Sasquatch.ca · Institute for Sasquatch Optical Studies · Since 1967, Approximately
Canada’s leading resource on naturally blurry forest beings

How We Classify Sasquatch Images

Clarity is not evidence. Consistency is evidence.

American Bigfoot reports and Canadian Sasquatch sightings are reviewed under the same Unified Blur Hypothesis and blur-classification framework. The Institute treats both naming traditions as describing the same large, forest-associated being with persistent resolution resistance.

Institute for Sasquatch Optical Studies blur classification chart for Sasquatch and Bigfoot sightings.
The most reliable Sasquatch image is one that refuses to become useful.

Rejected: Too Clear

Criteria: crisp edges, clearly visible face, suspiciously readable fur texture, too-convenient lighting, visible costume zipper, comfort with photography, or an image that looks like it wants to be believed.

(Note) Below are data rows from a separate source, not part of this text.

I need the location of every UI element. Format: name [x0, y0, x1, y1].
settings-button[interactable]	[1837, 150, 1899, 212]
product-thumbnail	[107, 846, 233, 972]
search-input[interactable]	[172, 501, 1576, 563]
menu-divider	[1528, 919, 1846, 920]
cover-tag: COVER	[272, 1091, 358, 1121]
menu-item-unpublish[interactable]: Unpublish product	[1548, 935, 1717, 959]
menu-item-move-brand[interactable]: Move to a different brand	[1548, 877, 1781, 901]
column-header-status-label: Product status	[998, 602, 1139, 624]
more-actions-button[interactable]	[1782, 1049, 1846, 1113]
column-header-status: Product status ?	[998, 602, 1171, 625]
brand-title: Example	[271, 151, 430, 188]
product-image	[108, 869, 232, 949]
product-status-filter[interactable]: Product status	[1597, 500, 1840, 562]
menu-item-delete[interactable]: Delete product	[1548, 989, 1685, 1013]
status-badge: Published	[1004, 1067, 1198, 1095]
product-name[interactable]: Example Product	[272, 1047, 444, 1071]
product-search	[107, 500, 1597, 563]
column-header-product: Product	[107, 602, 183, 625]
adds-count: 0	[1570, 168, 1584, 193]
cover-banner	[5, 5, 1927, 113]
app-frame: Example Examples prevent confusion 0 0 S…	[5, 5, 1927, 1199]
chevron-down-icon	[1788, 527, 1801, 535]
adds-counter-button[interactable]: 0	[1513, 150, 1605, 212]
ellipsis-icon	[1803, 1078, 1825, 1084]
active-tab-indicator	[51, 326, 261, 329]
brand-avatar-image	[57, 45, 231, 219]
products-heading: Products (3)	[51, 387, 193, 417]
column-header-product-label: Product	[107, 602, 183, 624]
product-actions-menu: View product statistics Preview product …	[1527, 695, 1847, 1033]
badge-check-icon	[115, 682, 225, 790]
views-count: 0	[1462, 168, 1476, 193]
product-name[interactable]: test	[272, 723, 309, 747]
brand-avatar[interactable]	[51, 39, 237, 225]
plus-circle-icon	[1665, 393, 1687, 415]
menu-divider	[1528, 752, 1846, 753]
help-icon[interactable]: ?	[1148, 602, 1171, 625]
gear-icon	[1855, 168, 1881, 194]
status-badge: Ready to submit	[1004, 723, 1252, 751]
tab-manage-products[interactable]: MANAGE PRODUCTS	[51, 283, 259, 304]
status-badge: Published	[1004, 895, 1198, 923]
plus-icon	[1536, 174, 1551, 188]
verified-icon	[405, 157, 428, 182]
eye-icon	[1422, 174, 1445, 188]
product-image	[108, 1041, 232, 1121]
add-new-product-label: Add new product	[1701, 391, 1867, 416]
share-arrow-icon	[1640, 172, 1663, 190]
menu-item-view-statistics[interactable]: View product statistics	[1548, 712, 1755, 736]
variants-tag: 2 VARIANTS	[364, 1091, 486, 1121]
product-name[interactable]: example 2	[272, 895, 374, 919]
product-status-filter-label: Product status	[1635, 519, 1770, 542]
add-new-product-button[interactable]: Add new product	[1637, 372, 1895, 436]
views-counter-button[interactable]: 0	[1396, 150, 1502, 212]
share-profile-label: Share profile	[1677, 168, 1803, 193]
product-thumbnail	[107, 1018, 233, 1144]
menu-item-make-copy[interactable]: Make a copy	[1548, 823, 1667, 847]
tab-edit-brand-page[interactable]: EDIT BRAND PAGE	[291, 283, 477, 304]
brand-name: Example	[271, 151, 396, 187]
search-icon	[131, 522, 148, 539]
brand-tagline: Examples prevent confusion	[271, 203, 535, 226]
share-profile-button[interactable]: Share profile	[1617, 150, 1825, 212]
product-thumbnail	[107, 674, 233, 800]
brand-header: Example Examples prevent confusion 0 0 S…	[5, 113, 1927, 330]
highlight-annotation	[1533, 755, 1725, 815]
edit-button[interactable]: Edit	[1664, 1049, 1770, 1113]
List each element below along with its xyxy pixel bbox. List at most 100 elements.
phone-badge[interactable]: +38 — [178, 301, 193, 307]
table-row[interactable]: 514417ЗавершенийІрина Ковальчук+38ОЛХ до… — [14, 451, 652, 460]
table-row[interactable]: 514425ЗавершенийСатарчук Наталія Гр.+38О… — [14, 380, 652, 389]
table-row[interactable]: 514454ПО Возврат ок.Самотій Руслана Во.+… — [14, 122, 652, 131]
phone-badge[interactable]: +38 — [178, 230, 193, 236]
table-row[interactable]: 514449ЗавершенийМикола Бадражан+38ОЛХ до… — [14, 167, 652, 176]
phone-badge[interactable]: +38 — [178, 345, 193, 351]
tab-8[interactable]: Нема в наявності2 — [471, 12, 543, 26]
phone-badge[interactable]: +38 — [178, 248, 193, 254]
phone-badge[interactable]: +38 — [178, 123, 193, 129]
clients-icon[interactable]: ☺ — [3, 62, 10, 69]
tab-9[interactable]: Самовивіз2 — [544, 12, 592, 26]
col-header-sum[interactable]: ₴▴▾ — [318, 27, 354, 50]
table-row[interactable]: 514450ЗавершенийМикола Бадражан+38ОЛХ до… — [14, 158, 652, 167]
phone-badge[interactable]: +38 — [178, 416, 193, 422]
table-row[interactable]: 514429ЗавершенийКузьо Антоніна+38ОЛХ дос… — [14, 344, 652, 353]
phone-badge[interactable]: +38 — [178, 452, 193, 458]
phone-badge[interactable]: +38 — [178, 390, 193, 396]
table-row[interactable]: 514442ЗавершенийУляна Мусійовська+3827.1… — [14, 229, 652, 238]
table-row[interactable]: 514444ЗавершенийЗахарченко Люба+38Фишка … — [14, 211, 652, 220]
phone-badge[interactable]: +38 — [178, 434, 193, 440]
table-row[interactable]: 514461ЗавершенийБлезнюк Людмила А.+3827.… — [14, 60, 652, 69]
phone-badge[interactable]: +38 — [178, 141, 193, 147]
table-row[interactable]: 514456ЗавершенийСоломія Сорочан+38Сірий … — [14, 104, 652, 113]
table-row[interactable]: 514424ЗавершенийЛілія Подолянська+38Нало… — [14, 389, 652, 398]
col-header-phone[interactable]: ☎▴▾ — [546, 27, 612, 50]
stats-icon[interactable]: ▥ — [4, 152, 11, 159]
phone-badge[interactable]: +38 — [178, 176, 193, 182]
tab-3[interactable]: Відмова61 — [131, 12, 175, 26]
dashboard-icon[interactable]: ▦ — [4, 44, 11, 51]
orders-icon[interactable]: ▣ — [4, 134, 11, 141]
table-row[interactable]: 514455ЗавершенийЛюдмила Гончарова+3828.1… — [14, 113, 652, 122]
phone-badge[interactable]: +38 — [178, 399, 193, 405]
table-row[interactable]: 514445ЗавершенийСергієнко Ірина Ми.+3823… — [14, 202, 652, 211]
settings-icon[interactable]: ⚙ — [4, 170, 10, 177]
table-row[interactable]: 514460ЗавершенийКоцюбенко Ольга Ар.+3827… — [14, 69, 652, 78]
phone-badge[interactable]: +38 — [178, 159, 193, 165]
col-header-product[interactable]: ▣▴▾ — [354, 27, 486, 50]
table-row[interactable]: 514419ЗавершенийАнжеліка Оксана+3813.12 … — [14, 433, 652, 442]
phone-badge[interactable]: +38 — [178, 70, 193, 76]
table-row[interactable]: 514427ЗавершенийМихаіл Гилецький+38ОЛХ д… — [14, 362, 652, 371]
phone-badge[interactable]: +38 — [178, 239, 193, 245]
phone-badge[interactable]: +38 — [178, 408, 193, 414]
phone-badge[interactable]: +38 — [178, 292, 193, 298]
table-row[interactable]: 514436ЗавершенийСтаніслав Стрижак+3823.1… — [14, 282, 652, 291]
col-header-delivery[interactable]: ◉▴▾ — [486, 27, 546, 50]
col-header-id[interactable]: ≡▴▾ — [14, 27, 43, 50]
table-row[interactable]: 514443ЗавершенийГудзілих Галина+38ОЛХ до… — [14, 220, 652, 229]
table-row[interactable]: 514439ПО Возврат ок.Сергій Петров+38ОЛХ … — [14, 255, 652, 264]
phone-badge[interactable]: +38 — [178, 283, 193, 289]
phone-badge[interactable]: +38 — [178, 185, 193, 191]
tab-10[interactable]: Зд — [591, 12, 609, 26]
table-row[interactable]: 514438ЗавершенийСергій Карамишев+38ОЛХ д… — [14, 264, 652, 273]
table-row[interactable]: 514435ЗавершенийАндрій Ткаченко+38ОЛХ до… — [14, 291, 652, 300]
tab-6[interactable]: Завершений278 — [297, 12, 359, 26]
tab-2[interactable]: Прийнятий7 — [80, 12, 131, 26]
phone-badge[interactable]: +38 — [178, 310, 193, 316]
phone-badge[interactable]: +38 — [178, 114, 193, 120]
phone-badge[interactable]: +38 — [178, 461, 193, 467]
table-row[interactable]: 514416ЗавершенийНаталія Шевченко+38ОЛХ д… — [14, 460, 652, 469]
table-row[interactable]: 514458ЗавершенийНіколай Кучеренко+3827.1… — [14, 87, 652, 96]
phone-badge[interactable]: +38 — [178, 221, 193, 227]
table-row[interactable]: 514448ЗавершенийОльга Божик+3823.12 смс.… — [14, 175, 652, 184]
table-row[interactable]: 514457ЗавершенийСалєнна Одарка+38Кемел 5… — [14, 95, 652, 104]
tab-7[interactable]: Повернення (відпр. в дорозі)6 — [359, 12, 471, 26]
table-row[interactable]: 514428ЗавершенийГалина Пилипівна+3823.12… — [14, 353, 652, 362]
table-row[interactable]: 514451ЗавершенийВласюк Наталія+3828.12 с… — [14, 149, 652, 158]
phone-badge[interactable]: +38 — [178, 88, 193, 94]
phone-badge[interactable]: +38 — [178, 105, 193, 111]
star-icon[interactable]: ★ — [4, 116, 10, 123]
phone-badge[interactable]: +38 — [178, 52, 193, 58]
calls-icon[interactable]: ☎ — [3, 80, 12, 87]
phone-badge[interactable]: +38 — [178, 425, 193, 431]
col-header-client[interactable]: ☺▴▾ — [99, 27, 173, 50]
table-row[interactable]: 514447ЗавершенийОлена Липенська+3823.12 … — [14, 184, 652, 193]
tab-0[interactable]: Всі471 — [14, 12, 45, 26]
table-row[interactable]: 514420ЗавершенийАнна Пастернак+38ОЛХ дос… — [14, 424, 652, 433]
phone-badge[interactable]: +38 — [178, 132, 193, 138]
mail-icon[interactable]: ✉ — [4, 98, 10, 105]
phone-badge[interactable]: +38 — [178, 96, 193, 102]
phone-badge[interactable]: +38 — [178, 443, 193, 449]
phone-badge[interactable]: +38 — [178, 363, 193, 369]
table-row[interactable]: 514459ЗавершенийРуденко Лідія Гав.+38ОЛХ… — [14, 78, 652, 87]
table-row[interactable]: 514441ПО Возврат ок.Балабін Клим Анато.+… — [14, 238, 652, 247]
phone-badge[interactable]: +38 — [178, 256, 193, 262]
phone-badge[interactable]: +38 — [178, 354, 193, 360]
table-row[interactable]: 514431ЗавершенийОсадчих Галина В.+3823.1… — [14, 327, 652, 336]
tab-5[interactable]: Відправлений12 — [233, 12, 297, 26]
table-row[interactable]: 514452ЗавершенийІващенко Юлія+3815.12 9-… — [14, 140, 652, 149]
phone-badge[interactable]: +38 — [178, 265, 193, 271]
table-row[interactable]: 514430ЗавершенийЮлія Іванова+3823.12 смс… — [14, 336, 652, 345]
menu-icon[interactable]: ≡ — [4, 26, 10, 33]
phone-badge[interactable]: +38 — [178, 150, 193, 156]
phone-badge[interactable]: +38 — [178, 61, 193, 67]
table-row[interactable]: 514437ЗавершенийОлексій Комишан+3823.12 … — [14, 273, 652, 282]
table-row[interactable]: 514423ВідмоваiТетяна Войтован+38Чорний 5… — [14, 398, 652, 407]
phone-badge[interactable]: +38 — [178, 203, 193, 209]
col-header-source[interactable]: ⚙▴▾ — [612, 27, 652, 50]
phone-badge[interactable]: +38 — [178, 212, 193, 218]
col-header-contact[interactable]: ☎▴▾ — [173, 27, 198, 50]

A clear Sasquatch image contradicts the established visual profile. Clarity is not a strength. Clarity is a warning sign.

Inconclusive

Criteria: blurry, tall, near trees, witness says “I know what I saw,” could be a stump but the stump seemed alert, dog became interested but noncommittal.

Probable Sasquatch

Criteria: extremely blurry, upright, forest-adjacent, camera struggled, witness became defensive, dog reacted, no one can agree what the image shows.

Confirmed High-Confidence Blur

Criteria: large upright figure, persistent edge instability, surroundings clearer than the subject, skeptics complain the image is blurry, image matches all known Sasquatch visual traits.

If the image is clear, it is not Bigfoot.

Scientific comparison graphic showing sharp non-Sasquatch subjects and a blurry Sasquatch or Bigfoot evidence candidate.
Only one North American forest being consistently resists focus.
Educational anatomical diagram of a blurry Sasquatch or Bigfoot silhouette with labels for edge uncertainty and optical privacy zone.
Anatomical model of the modern Pacific Northwest Blur Ape.